You can add items of content to an A/B test, then, after a period of time, results can be reviewed, and if required, a single item from the test can be deployed. If you have the Optimization module, you can also set the system to automatically end an A/B test and deploy the winner.
Some key points about A/B testing with Fresh Relevance:
The core metrics recorded against the items within an A/B test are the same metrics we record elsewhere in the system, for example, Impressions and Attributed revenue.
If you have the Optimization module, you can set the test to automatically end and have access to additional reporting metrics.
Once a shopper views a piece of content, they always see that same item in that A/B test for the next 90 days.
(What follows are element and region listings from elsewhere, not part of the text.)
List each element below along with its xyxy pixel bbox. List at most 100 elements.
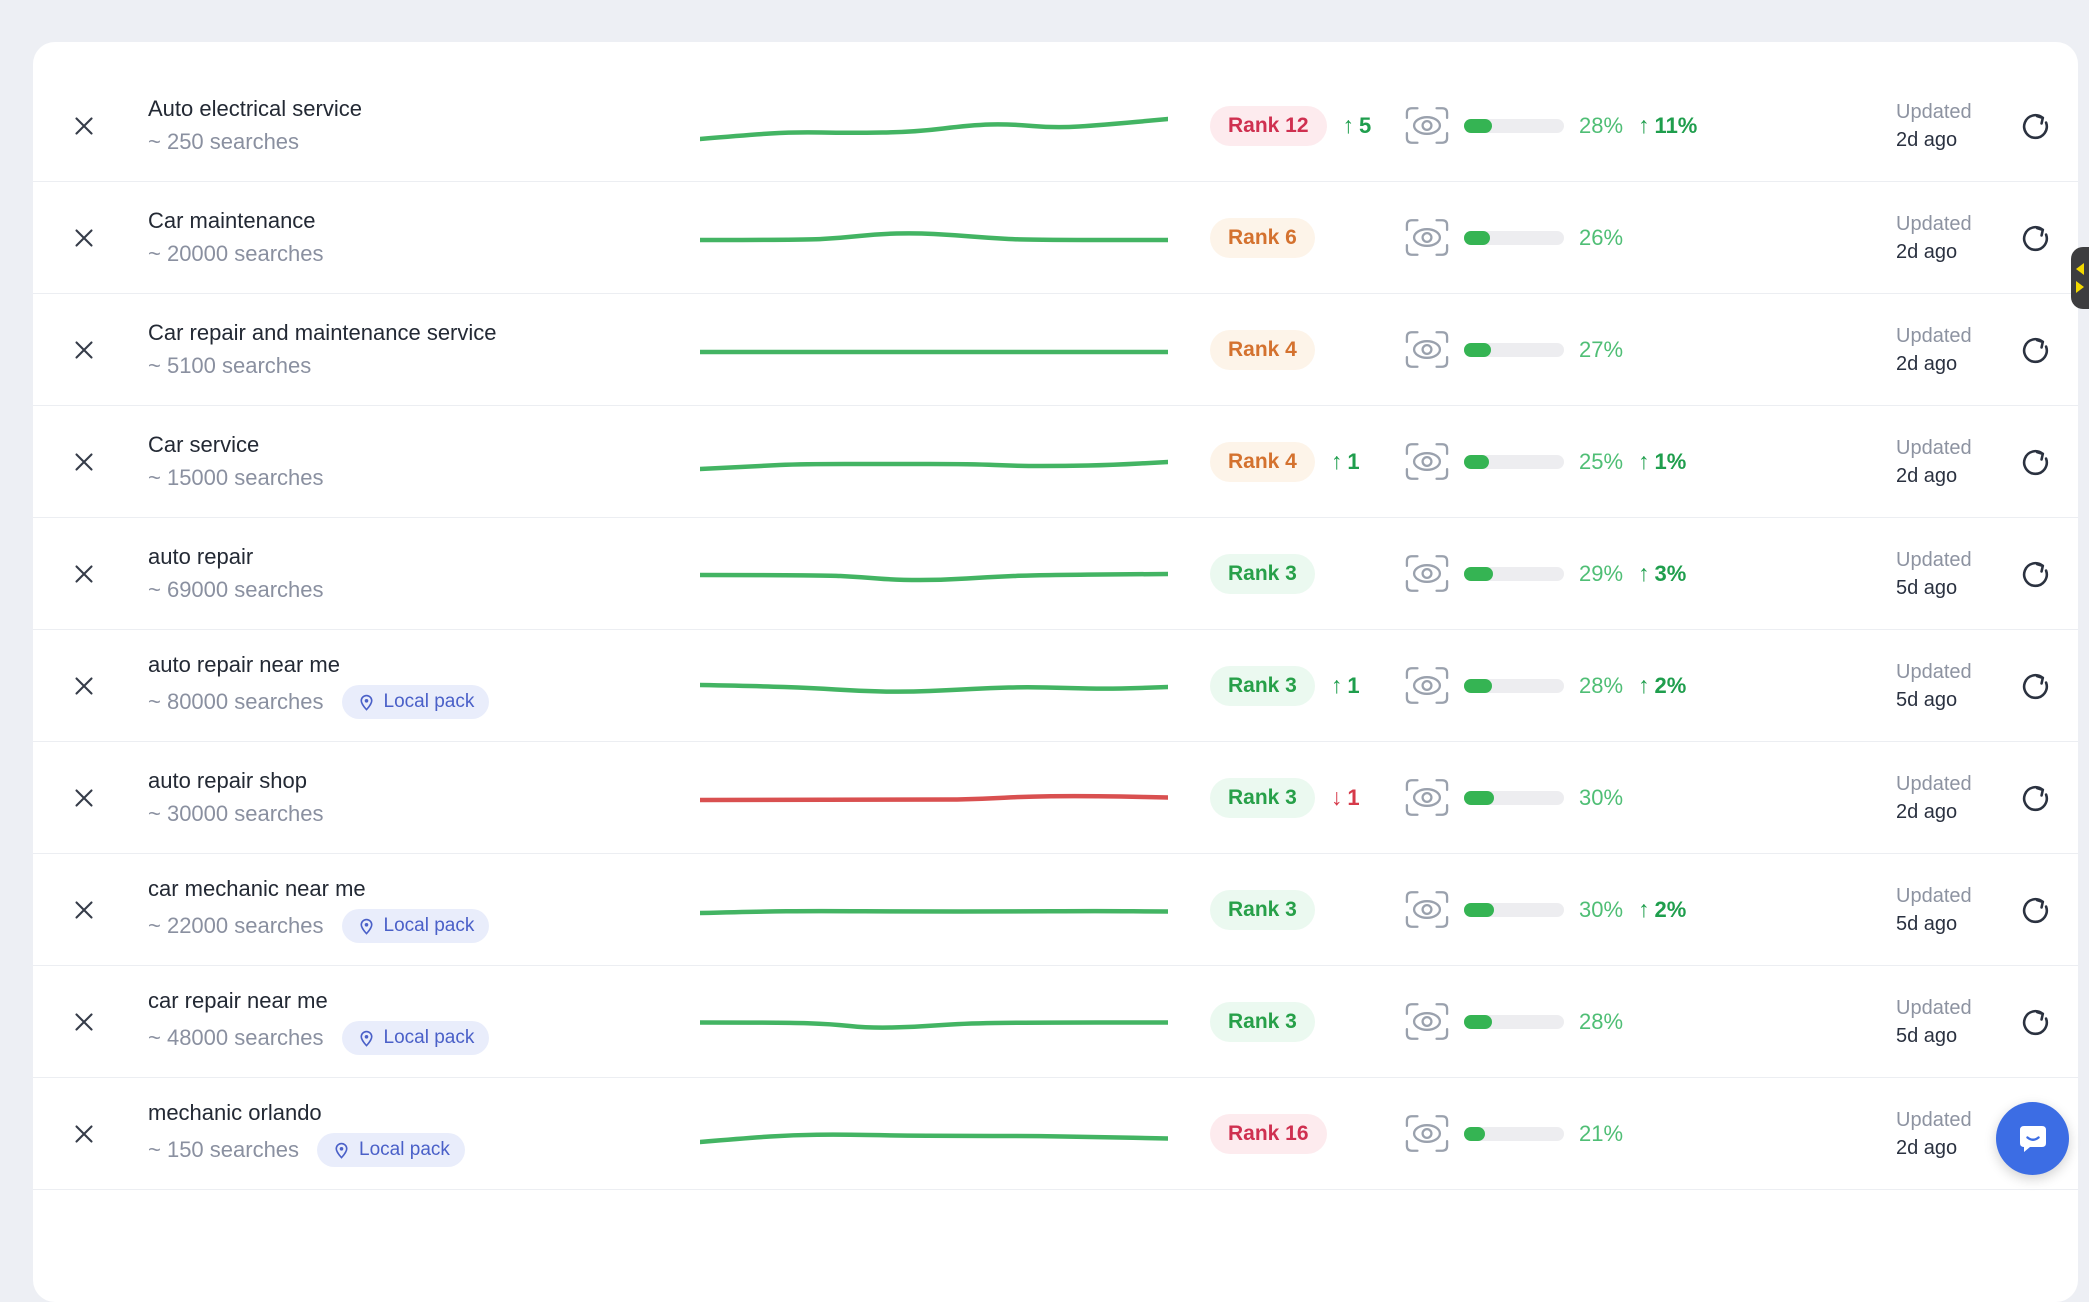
refresh-keyword-button[interactable]	[2013, 328, 2057, 372]
search-volume: ~ 48000 searches	[148, 1025, 324, 1050]
rank-badge: Rank 4	[1210, 441, 1315, 482]
keyword-meta: ~ 150 searches Local pack	[148, 1133, 700, 1167]
refresh-icon	[2022, 225, 2048, 252]
rank-badge: Rank 12	[1210, 105, 1327, 146]
remove-cell	[33, 669, 148, 703]
keyword-meta: ~ 20000 searches Local pack	[148, 241, 700, 267]
refresh-icon	[2022, 113, 2048, 140]
refresh-keyword-button[interactable]	[2013, 776, 2057, 820]
keyword-meta: ~ 5100 searches Local pack	[148, 353, 700, 379]
keyword-name[interactable]: auto repair near me	[148, 652, 340, 677]
visibility-percent: 29%	[1579, 560, 1624, 586]
sparkline-chart	[700, 1019, 1168, 1030]
updated-cell: Updated 2d ago	[1896, 322, 1992, 378]
remove-keyword-button[interactable]	[67, 781, 101, 815]
rank-change-arrow-icon: ↑	[1330, 448, 1343, 474]
visibility-change: ↑ 3%	[1638, 560, 1686, 587]
keyword-name[interactable]: auto repair	[148, 544, 254, 569]
keyword-name[interactable]: auto repair shop	[148, 768, 307, 793]
visibility-eye-icon	[1405, 1003, 1449, 1040]
rank-cell: Rank 4 ↑ 1	[1168, 441, 1405, 482]
refresh-keyword-button[interactable]	[2013, 664, 2057, 708]
visibility-progress-fill	[1464, 902, 1494, 917]
refresh-cell	[1992, 328, 2078, 372]
visibility-eye-icon	[1405, 107, 1449, 144]
remove-keyword-button[interactable]	[67, 333, 101, 367]
chat-widget-button[interactable]	[1996, 1102, 2069, 1175]
keyword-cell: Car service ~ 15000 searches Local pack	[148, 432, 700, 491]
rank-badge: Rank 3	[1210, 889, 1315, 930]
remove-keyword-button[interactable]	[67, 669, 101, 703]
local-pack-badge: Local pack	[341, 1021, 490, 1055]
keyword-name[interactable]: car mechanic near me	[148, 876, 366, 901]
keyword-name[interactable]: Car service	[148, 432, 260, 457]
search-volume: ~ 15000 searches	[148, 465, 324, 490]
trend-sparkline	[700, 328, 1168, 372]
search-volume: ~ 30000 searches	[148, 801, 324, 826]
refresh-icon	[2022, 449, 2048, 476]
rank-cell: Rank 4	[1168, 329, 1405, 370]
side-panel-toggle[interactable]	[2071, 247, 2089, 309]
refresh-keyword-button[interactable]	[2013, 888, 2057, 932]
remove-keyword-button[interactable]	[67, 1117, 101, 1151]
search-volume: ~ 5100 searches	[148, 353, 312, 378]
remove-keyword-button[interactable]	[67, 557, 101, 591]
table-row: car repair near me ~ 48000 searches Loca…	[33, 966, 2078, 1078]
visibility-progress-bar	[1464, 566, 1564, 581]
updated-cell: Updated 2d ago	[1896, 98, 1992, 154]
updated-label: Updated	[1896, 1108, 1972, 1131]
remove-cell	[33, 333, 148, 367]
sparkline-chart	[700, 571, 1168, 582]
visibility-cell: 25% ↑ 1%	[1405, 441, 1773, 482]
visibility-eye-icon	[1405, 667, 1449, 704]
visibility-progress-bar	[1464, 118, 1564, 133]
refresh-icon	[2022, 785, 2048, 812]
remove-keyword-button[interactable]	[67, 1005, 101, 1039]
table-row: Auto electrical service ~ 250 searches L…	[33, 70, 2078, 182]
refresh-icon	[2022, 1009, 2048, 1036]
refresh-keyword-button[interactable]	[2013, 552, 2057, 596]
keyword-name[interactable]: car repair near me	[148, 988, 328, 1013]
keyword-name[interactable]: Auto electrical service	[148, 96, 362, 121]
search-volume: ~ 150 searches	[148, 1137, 300, 1162]
sparkline-chart	[700, 682, 1168, 694]
sparkline-chart	[700, 908, 1168, 915]
location-pin-icon	[359, 694, 373, 711]
visibility-eye-icon	[1405, 891, 1449, 928]
chevron-right-icon	[2076, 281, 2084, 293]
keyword-name[interactable]: Car maintenance	[148, 208, 316, 233]
updated-cell: Updated 2d ago	[1896, 1106, 1992, 1162]
updated-cell: Updated 2d ago	[1896, 434, 1992, 490]
rank-change: ↑ 1	[1331, 672, 1360, 699]
remove-keyword-button[interactable]	[67, 221, 101, 255]
keyword-name[interactable]: Car repair and maintenance service	[148, 320, 497, 345]
keyword-name[interactable]: mechanic orlando	[148, 1100, 322, 1125]
keyword-cell: Car repair and maintenance service ~ 510…	[148, 320, 700, 379]
remove-keyword-button[interactable]	[67, 445, 101, 479]
updated-label: Updated	[1896, 884, 1972, 907]
visibility-progress-bar	[1464, 902, 1564, 917]
visibility-progress-bar	[1464, 230, 1564, 245]
visibility-cell: 27%	[1405, 329, 1773, 370]
visibility-percent: 30%	[1579, 784, 1624, 810]
visibility-progress-fill	[1464, 342, 1491, 357]
remove-cell	[33, 1117, 148, 1151]
remove-keyword-button[interactable]	[67, 109, 101, 143]
updated-label: Updated	[1896, 212, 1972, 235]
rank-change-arrow-icon: ↑	[1330, 672, 1343, 698]
refresh-keyword-button[interactable]	[2013, 216, 2057, 260]
chat-bubble-icon	[2019, 1125, 2046, 1152]
refresh-icon	[2022, 673, 2048, 700]
visibility-progress-bar	[1464, 790, 1564, 805]
updated-ago: 2d ago	[1896, 352, 1958, 375]
close-icon	[75, 340, 93, 359]
visibility-eye-icon	[1405, 443, 1449, 480]
rank-cell: Rank 16	[1168, 1113, 1405, 1154]
table-row: Car service ~ 15000 searches Local pack …	[33, 406, 2078, 518]
keyword-cell: car mechanic near me ~ 22000 searches Lo…	[148, 876, 700, 943]
refresh-keyword-button[interactable]	[2013, 1000, 2057, 1044]
remove-keyword-button[interactable]	[67, 893, 101, 927]
refresh-cell	[1992, 776, 2078, 820]
refresh-keyword-button[interactable]	[2013, 440, 2057, 484]
refresh-keyword-button[interactable]	[2013, 104, 2057, 148]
After 90 days they may be shown a different content to their original visit.
Some use cases of A/B testing could include:
Recommendations SmartBlocks with different tactics being used, to determine the most successful tactics for your website, or the most successful position.
Trigger programs, to determine the best time to send an email after abandonment.
Different homepage layouts using Experiences, to determine the most successful page layout.
Create and manage an A/B test
Before setting up an A/B Test, it’s useful to create the content that you want to include in the optimization; this could be multiple SmartBlocks — to be added to a Slot — Trigger Programs, or Experiences.
If you don't have the Optimization module, then any SmartBlocks in your test must be clickable in order to get useful data at the end of your test, as revenue is only attributed to SmartBlocks if they are clickable.
Once you have created your content:
Go to Optimize in the left hand navigation menu.
Select CREATE OPTIMIZATION.
Expand the Location drop-down menu, and select where you want to add the A/B Test:
Experiences
Website slots
Email slots
Triggered email slots
Triggered email programs
Select the option (Slot, program, or Experience) you want to use, then select CONTINUE.
Drag the items (SmartBlocks, Trigger programs or Experiences) that you want to use from the left into the decision tree on the right. Position the items on top of each other.
When you have a group of multiple items, select the top row to open the Optimization panel on the left.
Select A/B Split.
Enter the percentage of visitors you want to see each variation.
Expand the Select when to end the split test drop-down menu and select from:
Don’t end automatically
End on specific date
Enter the date you want the A/B test to complete.End when number of impressions reached
Enter the number of impressions you want the A/B test to reach before completion.
Expand the Select the goal for this Optimization drop-down menu and select from:
Increase Conversion
Increase Average Order Value
Increase Identification Rate
Decrease Bounce Rate
Increase Site Visits
Increase Average Time On Site
Increase number of items in purchase
Increase revenue
Select SAVE.
To change the name of the test, select the pencil icon at the top of the A/B Test configuration panel.
The A/B Test is now set up and ready to go. If the Slot, Trigger or Experience Rule is live, then the A/B Test becomes live as well.
Your new A/B Test now appears in the Optimize Center.
The coloured dot indicates if it is active.
Select the row to return to the optimization setup.
Reporting
To access the A/B Test reporting:
Go to Optimize in the left side navigation menu.
For the A/B Test that you want to see reporting for, select the options (three dots) menu.
Select the Open report (graph) icon.
This takes you to the reporting for the A/B Test. The items in the A/B Test are automatically displayed and you can select which data you want to see from a range of metrics.
Core data is based on attributed revenue.
If you have the Optimization module, you also see data points starting with Optimization; these additional data points are based on the item in the test being seen by the visitor, then data is calculated based on the 24 hour period after it was seen.
Or seven days for Triggers being sent.
These data points are useful if the item is not clickable, but you still want to know which is more successful towards a goal.